Chaplin then shifted his focus to the hospitality industry and founded EZ-Nite. “My thought process,” he says, “was focused on permanent locations that could provide a customer-centric benefit” aimed at businesses seeking ways to access their valued customers.

After development work was carried out last year, the company offered the technology as a pilot to 13th Street Entertainment, which began testing the solution approximately four weeks ago.

EZ-Nite has provided 13th Street Entertainment with two Impinj Speedway Revolution R420 readers installed at two doorways in the building, which is located at 409 West 13th Street in New York’s Meatpacking district. Inside the building’s entrance, where one of the readers is installed, customers can enter any of the three venues. There is also an exit at the back of the building, which is equipped with an Impinj fixed reader as well. While 13th Street Entertainment is using only a handful of Zebra Technologies RFID cards with built-in Impinj Monza 4QT chips for the test involving its staff, Chaplin says, EZ-Nite will provide about 500 such cards to the company to distribute at its discretion.

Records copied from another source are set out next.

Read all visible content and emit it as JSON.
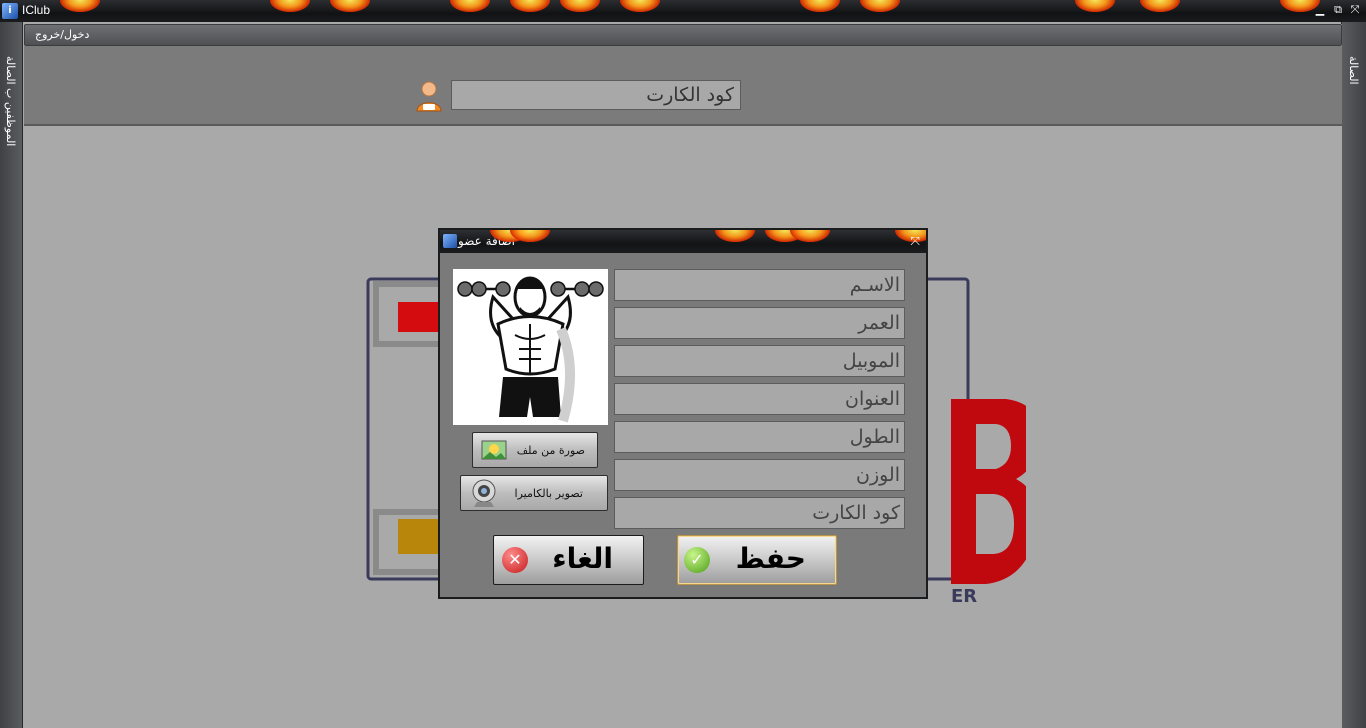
{
  "window": {
    "title": "IClub",
    "app_icon": "iclub-app-icon",
    "controls": [
      "minimize",
      "restore",
      "fullscreen"
    ]
  },
  "sidebar_left": {
    "label": "الموظفين ب الصالة"
  },
  "sidebar_right": {
    "label": "الصالة"
  },
  "menu": {
    "item": "دخول/خروج"
  },
  "toolbar": {
    "card_placeholder": "كود الكارت"
  },
  "dialog": {
    "title": "اضافة عضو",
    "fields": [
      {
        "name": "name",
        "placeholder": "الاسـم"
      },
      {
        "name": "age",
        "placeholder": "العمر"
      },
      {
        "name": "mobile",
        "placeholder": "الموبيل"
      },
      {
        "name": "address",
        "placeholder": "العنوان"
      },
      {
        "name": "height",
        "placeholder": "الطول"
      },
      {
        "name": "weight",
        "placeholder": "الوزن"
      },
      {
        "name": "card-code",
        "placeholder": "كود الكارت"
      }
    ],
    "photo_from_file_label": "صورة من ملف",
    "camera_capture_label": "تصوير بالكاميرا",
    "save_label": "حفظ",
    "cancel_label": "الغاء"
  },
  "colors": {
    "background": "#a9a9a9",
    "logo_red": "#c0090f",
    "logo_gold": "#b8860b",
    "titlebar": "#121315"
  }
}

When an individual with the RFID card in a pocket or purse comes within 5 to 7 feet of the reader, the unique ID number encoded to that card’s RFID chip is captured and then transmitted to a local, dedicated server via a cabled connection. The software on the server links the ID to that individual’s information, which can include anything from a name and a photo to favorite foods and drinks, as well as reservation information. A staff member can then use an Apple iPhone or iPad to view that information on the server, and view an update with each new arrival of a card-carrying individual. The employee can approach the door to greet that person by name, and ensure that he or she is served quickly, or alert colleagues to ready that patron’s preferred table or favored drink. The software can also provide data to the user, such as how many and which VIP guests are on the premises at any given time. As an individual leaves the building, his or her RFID card would again be read, and the software would then drop that person’s name from the list of individuals at the venues.

EZ-Nite’s Brian Chaplin

For the purpose of testing the technology today, Dacus says, the system does not differentiate which of the three venues individuals attend, simply that they have entered or left the premises. Additional readers could be added if the company decided to use the technology with its guests. The trial run will continue for at least six months, Chaplin reports.

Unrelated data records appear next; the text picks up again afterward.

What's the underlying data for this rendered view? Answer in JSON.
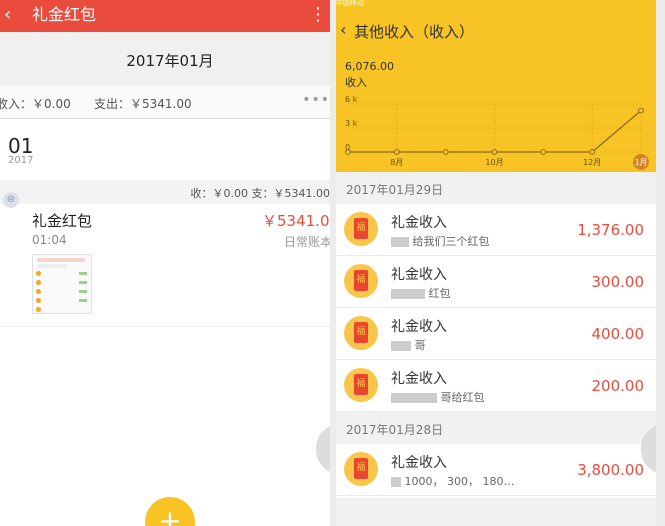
{
  "left": {
    "header": {
      "back_icon": "‹",
      "title": "礼金红包",
      "more_icon": "⋮"
    },
    "month": "2017年01月",
    "summary": {
      "income": "收入：￥0.00",
      "expense": "支出：￥5341.00",
      "more": "•••"
    },
    "day": {
      "number": "01",
      "year": "2017"
    },
    "day_total": "收：￥0.00 支：￥5341.00",
    "entry": {
      "title": "礼金红包",
      "amount": "￥5341.00",
      "time": "01:04",
      "account": "日常账本"
    },
    "fab_icon": "+"
  },
  "right": {
    "status_bar": "中国移动",
    "header": {
      "back_icon": "‹",
      "title": "其他收入（收入）"
    },
    "chart_data": {
      "type": "line",
      "title": "",
      "total_text": "6,076.00",
      "series_label": "收入",
      "x_tick_labels": [
        "8月",
        "10月",
        "12月",
        "1月"
      ],
      "y_tick_labels": [
        "6 k",
        "3 k",
        "0"
      ],
      "ylim": [
        0,
        6000
      ],
      "x": [
        "7月",
        "8月",
        "9月",
        "10月",
        "11月",
        "12月",
        "1月"
      ],
      "values": [
        0,
        0,
        0,
        0,
        0,
        0,
        5176
      ],
      "selected": "1月",
      "colors": {
        "line": "#8a6a1f",
        "grid": "#d9a91b",
        "selected": "#d9831f"
      }
    },
    "groups": [
      {
        "date": "2017年01月29日",
        "items": [
          {
            "title": "礼金收入",
            "note": "给我们三个红包",
            "amount": "1,376.00"
          },
          {
            "title": "礼金收入",
            "note": "红包",
            "amount": "300.00"
          },
          {
            "title": "礼金收入",
            "note": "哥",
            "amount": "400.00"
          },
          {
            "title": "礼金收入",
            "note": "哥给红包",
            "amount": "200.00"
          }
        ]
      },
      {
        "date": "2017年01月28日",
        "items": [
          {
            "title": "礼金收入",
            "note": "1000，       300，      180…",
            "amount": "3,800.00"
          }
        ]
      }
    ],
    "icon_glyph": "福"
  },
  "colors": {
    "red_bar": "#e94b3c",
    "yellow": "#f7c325",
    "amount_red": "#e94b3c"
  }
}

According to Dacus, the company has been looking into deploying technology that would provide a greater understanding of when VIPs enter its premises. An incident involving such a guest prompted the firm to try out the technology, he explains. During that incident, a VIP entered one of the venues and was not recognized, and although he had a reservation, he was not immediately admitted since he checked in with staff members at the door using a nickname. To avoid these types of mistakes, he says, and to ensure that personnel need not disrupt VIPs by asking questions, “We needed a system that would be effective and discrete.” The venues are all frequented by celebrities, he explains, as well as large-spenders who expect personal treatment upon arrival, but who may not always announce themselves before or when they show up. Dacus says the company will continue testing the technology before launching a full solution on an as-yet undecided date.

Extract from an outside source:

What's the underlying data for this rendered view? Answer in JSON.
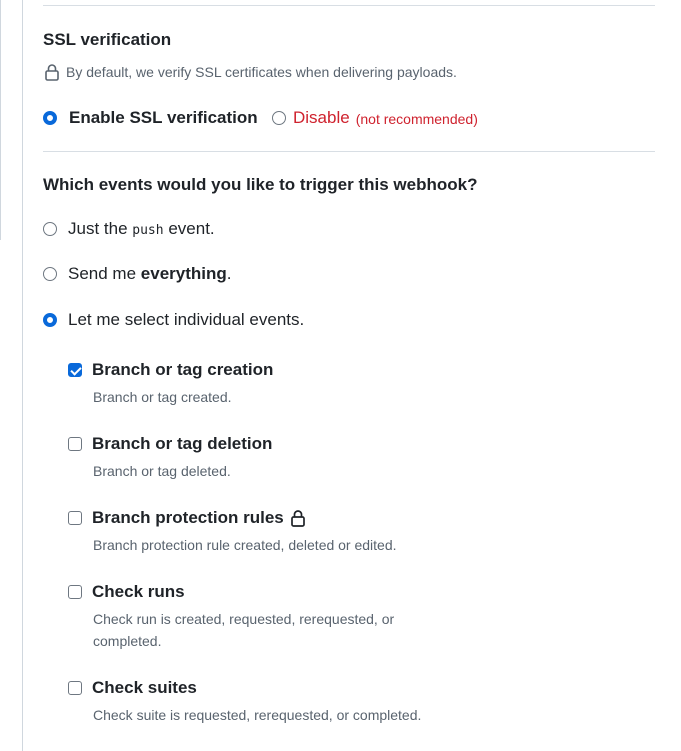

EZ-Nite has not yet begun offering its technology commercially, Chaplin says, but when it starts doing so, the company will charge its clients (restaurants, bars and other businesses) a monthly fee for use of the RFID hardware, along with access to EZ-Nite’s hosted server, which could then send data to iPhones or iPads used by those clients’ staff members. The firm hopes multiple businesses will sign up for its service; their customers could then acquire a single RFID card that would provide loyalty and VIP services at those businesses.

EZ-Nite is still looking for partners or investors to help launch the system on a wider scale. Chaplin says he expects to offer the technology in multiple cities, initially in New York, where a large quantity of businesses are located within a fairly small space.